Cab ride to ’burbs can be a tough find

Law says drivers must go, but in reality, big tip may be needed to

Mon, Mar 3, 2008 (2 a.m.)

Beyond the Sun

Brynn Korolchuck, 24, is not unlike any of the thousands of young professionals trying to make their way in Las Vegas. She works hard. She pays her bills.

On the weekends she likes to go out. And she likes to be responsible about getting home.

She takes a cab.

That’s the problem. After a night downtown, she has trouble finding a cabbie willing to make the roughly 20-mile journey back to her home in Green Valley — about a $40 ride.

“I get in the cab, and they say, ‘We don’t go there. Get out,’ ” Korolchuck said.

That is illegal. Cabbies can refuse to give a customer a ride only if they “have a reason to fear for their personal safety.” It’s hard to imagine the 5-foot-6 woman would seem threatening to a driver who makes a living picking up all sorts of characters.

It’s tough to say how often cabbies refuse the trip. But more than a dozen people interviewed for this story said they had been refused a ride to Summerlin or Henderson from either the Strip or downtown — or that it had been suggested that only a large tip would make it worth the driver’s time (Full disclosure: This has happened to Sun reporters).

The accepted theory is that cabbies do not want to face a drive back to the Strip without a fare, when they could be taking tourists around to different casinos.

“Nobody wants to come out here because they can’t get anyone to drive,” said Kristen Caporale, 25, of Summerlin. She has had to promise a large tip to get home.

Alison Monaghan, 24, recalls one night trying to get a cab home after having a few cocktails at Harrah’s piano bar. One driver laughed at her.

Finally, after 15 minutes of watching group after group hop into cabs, a driver took pity — after she and her friends promised a $20 tip.

Elisabeth Shurtleff, a spokeswoman for the state Business and Industry Department, which oversees taxis in Nevada, said few complaints are made about cabbies refusing to head to the suburbs, “mostly because consumers usually have other cabs available to them if one refuses to take them the distance they’ve requested.”

Customers can file complaints by phone or through the department’s Nevada Taxicab Authority Web site. If cited, drivers face a $100 fine for a first offense. The fine increases $100 for each additional offense. After five transgressions, a driver’s cab license can be revoked.

Korolchuck and others who spoke to the Sun said they had never filed a complaint.
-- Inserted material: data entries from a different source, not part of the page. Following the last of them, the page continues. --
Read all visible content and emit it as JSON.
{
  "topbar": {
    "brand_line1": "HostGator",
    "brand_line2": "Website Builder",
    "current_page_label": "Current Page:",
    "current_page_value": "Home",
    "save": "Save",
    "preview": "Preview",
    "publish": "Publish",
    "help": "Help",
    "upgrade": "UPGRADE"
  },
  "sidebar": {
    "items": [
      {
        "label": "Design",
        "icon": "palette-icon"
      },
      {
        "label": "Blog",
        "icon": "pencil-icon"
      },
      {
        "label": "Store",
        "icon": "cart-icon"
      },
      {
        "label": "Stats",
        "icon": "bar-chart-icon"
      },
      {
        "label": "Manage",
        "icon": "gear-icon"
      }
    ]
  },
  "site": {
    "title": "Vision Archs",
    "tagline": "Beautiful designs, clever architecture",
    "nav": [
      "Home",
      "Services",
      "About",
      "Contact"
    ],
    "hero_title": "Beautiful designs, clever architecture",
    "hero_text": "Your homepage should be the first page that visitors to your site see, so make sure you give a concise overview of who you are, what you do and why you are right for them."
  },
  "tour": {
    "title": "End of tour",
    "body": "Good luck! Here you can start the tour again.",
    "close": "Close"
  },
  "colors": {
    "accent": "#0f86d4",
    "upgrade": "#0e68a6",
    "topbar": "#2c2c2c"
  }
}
But that doesn’t mean they don’t complain. “I’m pretty irate about it,” Korolchuck said. “I think it’s discrimination. I want to go home and maybe I can’t for a couple of hours.”

In fairness, some Strip-goers interviewed by the Sun said they had never had a problem getting a ride to the suburbs. Sandy Heverly, executive director of the Las Vegas-based Stop DUI, said she hadn’t heard of the ride refusals.

Other cities that experience the problem have addressed it by tacking on fees for passengers who ask to leave city limits. In Chicago, a passenger pays 1 1/2 times the in-town fare to go to the suburbs.

Shurtleff said the Nevada Taxicab Authority has never considered that type of fee.